Vive le métissage ! Vive les mélanges et vive la musique. Les années cinquante puis soixante et soixante-dix ont vu l’essor d’une musique intellectuelle de plus en plus en marge des goûts du public. Jusqu’à Liszt, la musique savante avait gardé ses résonances parmi le peuple et les musiciens étaient ancrés en quelque sorte dans la société de leurs contemporains. Malheureusement à partir de Schoenberg et l’avènement de la musique dodécaphonique, sérielle puis atonale et concrète, les compositeurs, peu à peu transformés en chercheurs, sont inexorablement restés sur la touche, et le public s’est tourné vers une expression artistique plus populaire et surtout plus accessible. Ce n’est pourtant pas une période vide d’intérêt, ne serait-ce qu’au regard des synthétiseurs, nés grâce à ces recherches et tâtonnements (parfois insupportables) ! Eh oui les gars, c’est à des grands malades genre Pierre Boulez et Karlheinz Stockhausen ou Pierre Henri que nous devons ce qui formera  la base des sons synthétiques. Ces sons serviront un peu plus tard à des Moog, des Korg, des Roland et aux musiques rock, électronique et populaire en général. D’ailleurs Pierre Henri s’était déjà essayé au mélange des genres avec sa Messe Pour Les Temps Présents.
À l’inverse, dans les années soixante-dix, quelques musiciens classiques, au départ américains tels que Steve Reich, Philip Glass et Terry Riley, se sont détachés de la musique des chercheurs pour retourner vers une certaine tonalité et apprécier ainsi une certaine reconnaissance des mélomanes et du public de leur temps. Après des décennies de sectarisme, d’exclusion et d’intolérance, la musique, ou plutôt les musiques, s’accouplaient à nouveau ! Mais pourquoi cette introduction me diras-tu, cher lecteur ? Eh bien, parce que je perçois quelques signes avant-coureurs significatifs (Monoglot, Jack O’ The Clock et à présent Rïcïnn)  que nous sommes en passe d’être les témoins et les heureux bénéficiaires en quelque sorte, de l’aboutissement de ces différents métissages musicaux pour notre plus grand bonheur, en tout cas pour le mien ! Il y a quelques semaines encore je découvrais une œuvre de Steve Reich que je ne connaissais pas, composée en 1987 et qui trouve ses racines dans l’œuvre de Robert Fripp (Discipline est sorti en 1981), célèbre fondateur de King Crimson, interprété par Pat Metheny.

Ricinn - Nereid band1
Aujourd’hui avec Rïcïnn, Il s’agit du chemin inverse : l’appropriation des archétypes de la musique savante par des créateurs populaires. Et je ne parle pas de sympathiques tentatives tel que le Concerto for Group and Orchestra de Deep Purple qui date de 1969 et autres « classifications » de nos amis rockers progressifs (Yes, Peter Gabriel, ELP) qui habillèrent avec plus ou moins d’élégance leurs compositions très stigmatisées, je parle d’un vrai métissage et d’une véritable appropriation. Rïcïnn impose son langage au sens propre (elle chante dans une langue qu’elle crée sur le moment) comme au sens figuré, en mâchant, ingérant et digérant toute expression musicale, tout style confondu. Les plus scatologiques d’entre nous noterons sans doute qu’après une bonne digestion, ce que le corps expulse n’est pas sans manquer d’une certaine puissance olfactive et ne mérite le plus souvent qu’une bonne chasse d’eau. Mais Rïcïnn prouve ici, comme avant elle Josquin Des Prés, Jean-Sébastien Bach, Wolfgang Amadeus Mozart et Frank Zappa, que la synthèse des styles peut aboutir à de grandes œuvres.

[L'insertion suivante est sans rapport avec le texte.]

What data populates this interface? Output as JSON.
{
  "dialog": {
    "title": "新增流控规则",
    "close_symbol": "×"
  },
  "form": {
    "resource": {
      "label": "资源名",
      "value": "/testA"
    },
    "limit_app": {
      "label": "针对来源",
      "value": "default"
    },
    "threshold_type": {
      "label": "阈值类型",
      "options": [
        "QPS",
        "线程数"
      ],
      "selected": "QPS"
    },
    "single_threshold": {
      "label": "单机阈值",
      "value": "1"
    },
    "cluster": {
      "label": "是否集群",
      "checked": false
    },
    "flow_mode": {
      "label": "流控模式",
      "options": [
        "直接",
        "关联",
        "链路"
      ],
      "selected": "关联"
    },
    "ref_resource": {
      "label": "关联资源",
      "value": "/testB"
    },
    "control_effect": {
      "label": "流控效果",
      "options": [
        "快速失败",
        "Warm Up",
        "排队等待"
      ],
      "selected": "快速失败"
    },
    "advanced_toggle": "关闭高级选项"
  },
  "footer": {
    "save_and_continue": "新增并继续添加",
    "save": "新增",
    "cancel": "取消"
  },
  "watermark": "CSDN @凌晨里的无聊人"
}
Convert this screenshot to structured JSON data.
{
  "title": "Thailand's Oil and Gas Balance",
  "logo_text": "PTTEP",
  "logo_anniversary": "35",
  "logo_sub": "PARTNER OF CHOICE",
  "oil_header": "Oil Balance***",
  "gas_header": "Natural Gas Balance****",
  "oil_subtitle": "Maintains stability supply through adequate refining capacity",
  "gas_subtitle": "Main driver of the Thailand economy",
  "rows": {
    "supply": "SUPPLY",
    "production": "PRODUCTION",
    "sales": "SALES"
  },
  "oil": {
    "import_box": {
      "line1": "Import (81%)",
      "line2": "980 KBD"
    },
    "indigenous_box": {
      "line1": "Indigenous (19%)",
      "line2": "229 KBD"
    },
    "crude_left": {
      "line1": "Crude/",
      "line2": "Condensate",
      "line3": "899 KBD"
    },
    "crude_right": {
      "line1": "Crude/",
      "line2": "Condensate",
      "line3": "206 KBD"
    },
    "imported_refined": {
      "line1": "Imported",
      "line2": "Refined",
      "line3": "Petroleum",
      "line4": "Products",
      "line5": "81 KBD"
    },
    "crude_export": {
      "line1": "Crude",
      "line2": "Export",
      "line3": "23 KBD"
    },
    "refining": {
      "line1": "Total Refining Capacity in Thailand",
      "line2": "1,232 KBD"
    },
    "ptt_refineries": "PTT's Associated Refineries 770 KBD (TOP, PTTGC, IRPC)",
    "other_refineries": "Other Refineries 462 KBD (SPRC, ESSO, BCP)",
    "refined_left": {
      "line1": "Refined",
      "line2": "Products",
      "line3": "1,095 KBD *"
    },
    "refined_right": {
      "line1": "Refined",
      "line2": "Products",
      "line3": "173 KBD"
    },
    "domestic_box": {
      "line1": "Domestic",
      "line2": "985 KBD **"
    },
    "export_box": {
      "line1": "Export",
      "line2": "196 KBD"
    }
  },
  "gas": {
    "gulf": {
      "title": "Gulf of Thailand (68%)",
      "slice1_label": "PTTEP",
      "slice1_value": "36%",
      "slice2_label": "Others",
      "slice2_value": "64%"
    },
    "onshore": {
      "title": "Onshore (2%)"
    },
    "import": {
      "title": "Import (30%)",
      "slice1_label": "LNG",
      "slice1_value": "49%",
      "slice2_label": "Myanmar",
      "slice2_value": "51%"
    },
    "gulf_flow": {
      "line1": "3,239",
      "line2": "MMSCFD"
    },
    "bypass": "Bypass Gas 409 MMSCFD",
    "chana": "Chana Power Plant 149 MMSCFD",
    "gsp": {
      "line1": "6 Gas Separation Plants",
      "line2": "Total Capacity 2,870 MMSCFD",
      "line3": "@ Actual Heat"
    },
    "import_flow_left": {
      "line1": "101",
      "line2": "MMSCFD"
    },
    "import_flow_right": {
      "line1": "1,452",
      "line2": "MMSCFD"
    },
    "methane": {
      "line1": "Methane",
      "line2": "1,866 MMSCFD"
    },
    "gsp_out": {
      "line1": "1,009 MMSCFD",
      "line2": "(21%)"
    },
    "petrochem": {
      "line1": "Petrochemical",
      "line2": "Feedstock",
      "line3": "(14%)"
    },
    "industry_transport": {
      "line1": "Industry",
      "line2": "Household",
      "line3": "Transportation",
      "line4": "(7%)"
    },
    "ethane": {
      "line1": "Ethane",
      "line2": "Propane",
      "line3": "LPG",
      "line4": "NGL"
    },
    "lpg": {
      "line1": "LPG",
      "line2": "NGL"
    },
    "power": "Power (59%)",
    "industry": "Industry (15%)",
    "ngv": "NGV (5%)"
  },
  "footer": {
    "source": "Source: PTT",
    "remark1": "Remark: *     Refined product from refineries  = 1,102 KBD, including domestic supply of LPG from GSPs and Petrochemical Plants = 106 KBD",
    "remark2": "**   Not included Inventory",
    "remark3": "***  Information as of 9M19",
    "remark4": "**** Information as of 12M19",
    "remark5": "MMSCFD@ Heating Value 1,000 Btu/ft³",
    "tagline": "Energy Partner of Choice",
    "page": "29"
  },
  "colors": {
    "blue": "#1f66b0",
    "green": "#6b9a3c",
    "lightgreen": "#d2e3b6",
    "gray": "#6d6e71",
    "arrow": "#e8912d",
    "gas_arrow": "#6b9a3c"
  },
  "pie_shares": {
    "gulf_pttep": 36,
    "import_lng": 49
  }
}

Je t’invite donc à t’attarder sur Nereïd, cet opéra païen qui puise ses sources dans la Gaule des druides, la musique traditionnelle d’Europe de l’Est, la musique de chambre, la musique électronique et les grandes originales populaires comme Kate Bush et Björk. Je vais maintenant tâcher d’être un peu plus spécifique en mettant les trémas sur les « i » puisque ça a l’air d’être la mode (attends, attends, tu vas comprendre….). D’abord la créatrice de ce chef d’œuvre a une voix extraordinaire et joue avec maestria de tous les timbres de ses palettes vocales (Hey les poteaux, et en plus elle est française ! Elle s’appelle Laure le Prunenec). Les prises de son d’Hervé Faivre et Erwan Castel sont rudes et belles comme les terres agricoles d’avant les grandes fermes industrielles, les percussions sont tribales (et enregistrées à Clermont-Ferrand. Tu savais qu’il y avait des tribus là-bas ? et bien Sylvain Bouvier est leur grand sorcier ! sisi !), les instruments acoustiques (notamment l’ensemble de violoncelles conduit par Raphaël Verguin et la viole de gambe de Roland Kern) ainsi que les sons électroniques de Eran Segal sont célestes. Avant même de discuter de composition à proprement parler, je dirais que les ingrédients sonores qui interagissent dans cet opus sont l’illustration musicale des sensations que procure une balade en forêt en automne, quand la terre est grasse et pleine de puissantes senteurs et que le chant des oiseaux résonne entre les arbres (amis de la poésie bonsouaaaaaaaaar !).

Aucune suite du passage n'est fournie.